Julie Anne Champion is a professor of Chemical & Biomolecular Engineering who holds the William R. McLain Endowed Term Professorship at Georgia Institute of Technology. She is known for her work on biomaterials used for drug delivery.

== Education and career ==
Champion attended the University of Michigan, where she earned a Bachelor of Science degree in chemical engineering in 2001. After completing her undergraduate studies, Champion continued her education at the University of California, Santa Barbara, where she earned a Ph.D. in chemical engineering in 2007 under Samir Mitragotri. Following the completion of her Ph.D., Champion conducted postdoctoral research at the California Institute of Technology where she worked with David A. Tirrell. In 2009, Champion joined the faculty of the Georgia Institute of Technology. As of 2023 Champion is the William R. McLain Endowed Term Professorship.

==Research==
Champion is known for her work on the development of biomaterials for use in drug delivery, tissue engineering, and regenerative medicine. Her doctoral research focused on the design and synthesis of polystyrene particles with different geometry and their impact to cellular uptake. More recently, her research includes work with nanoparticles investigating how to prevent bacterial growth on surfaces.

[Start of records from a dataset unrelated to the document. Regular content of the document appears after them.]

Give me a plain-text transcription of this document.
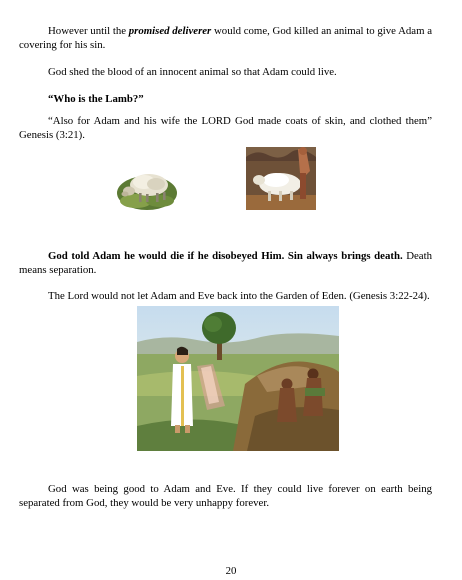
However until the promised deliverer would come, God killed an animal to give Adam a covering for his sin.

God shed the blood of an innocent animal so that Adam could live.

“Who is the Lamb?”

“Also for Adam and his wife the LORD God made coats of skin, and clothed them” Genesis (3:21).

God told Adam he would die if he disobeyed Him. Sin always brings death. Death means separation.

The Lord would not let Adam and Eve back into the Garden of Eden. (Genesis 3:22-24).

God was being good to Adam and Eve. If they could live forever on earth being separated from God, they would be very unhappy forever.

20
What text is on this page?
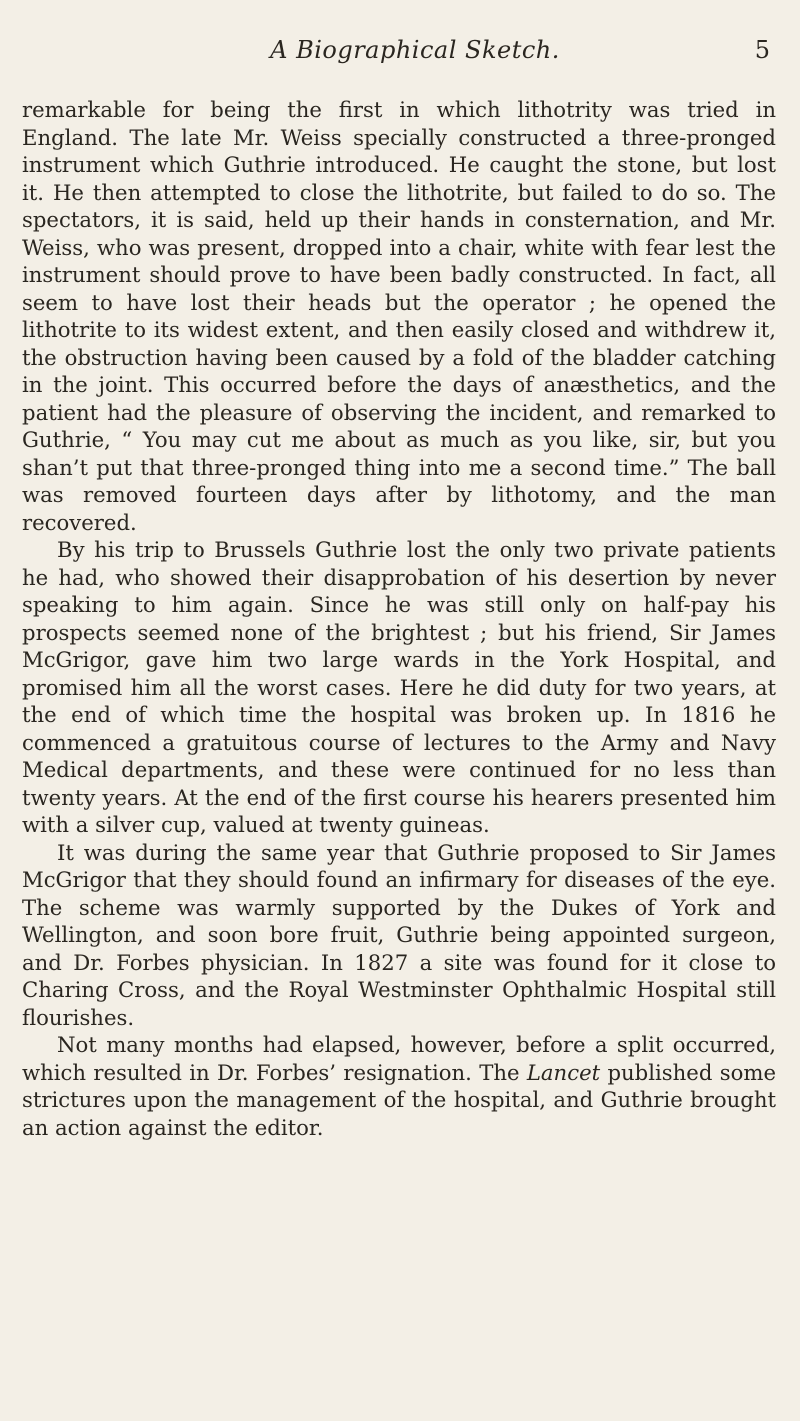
A Biographical Sketch.	5

remarkable for being the first in which lithotrity was tried in England. The late Mr. Weiss specially constructed a three-pronged instrument which Guthrie introduced. He caught the stone, but lost it. He then attempted to close the lithotrite, but failed to do so. The spectators, it is said, held up their hands in consternation, and Mr. Weiss, who was present, dropped into a chair, white with fear lest the instrument should prove to have been badly constructed. In fact, all seem to have lost their heads but the operator ; he opened the lithotrite to its widest extent, and then easily closed and withdrew it, the obstruction having been caused by a fold of the bladder catching in the joint. This occurred before the days of anæsthetics, and the patient had the pleasure of observing the incident, and remarked to Guthrie, “ You may cut me about as much as you like, sir, but you shan’t put that three-pronged thing into me a second time.” The ball was removed fourteen days after by lithotomy, and the man recovered.

By his trip to Brussels Guthrie lost the only two private patients he had, who showed their disapprobation of his desertion by never speaking to him again. Since he was still only on half-pay his prospects seemed none of the brightest ; but his friend, Sir James McGrigor, gave him two large wards in the York Hospital, and promised him all the worst cases. Here he did duty for two years, at the end of which time the hospital was broken up. In 1816 he commenced a gratuitous course of lectures to the Army and Navy Medical departments, and these were continued for no less than twenty years. At the end of the first course his hearers presented him with a silver cup, valued at twenty guineas.

It was during the same year that Guthrie proposed to Sir James McGrigor that they should found an infirmary for diseases of the eye. The scheme was warmly supported by the Dukes of York and Wellington, and soon bore fruit, Guthrie being appointed surgeon, and Dr. Forbes physician. In 1827 a site was found for it close to Charing Cross, and the Royal Westminster Ophthalmic Hospital still flourishes.

Not many months had elapsed, however, before a split occurred, which resulted in Dr. Forbes’ resignation. The Lancet published some strictures upon the management of the hospital, and Guthrie brought an action against the editor.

== Selected publications ==
- Champion, Julie A. (2006). "Role of target geometry in phagocytosis"
- Champion, Julie A. (2007). "Particle shape: A new design parameter for micro- and nanoscale drug delivery carriers"
- Champion, Julie A. (2007). "Making polymeric micro- and nanoparticles of complex shapes"

== Awards and honors ==
The American Chemical Society gave Champion their Rising Star Award in 2021. That same year she was named a fellow of the American Institute for Medical and Biological Engineering in recognition of her work on "the creation of materials made from therapeutic proteins that enable their delivery and function in immunomodulatory and cancer applications."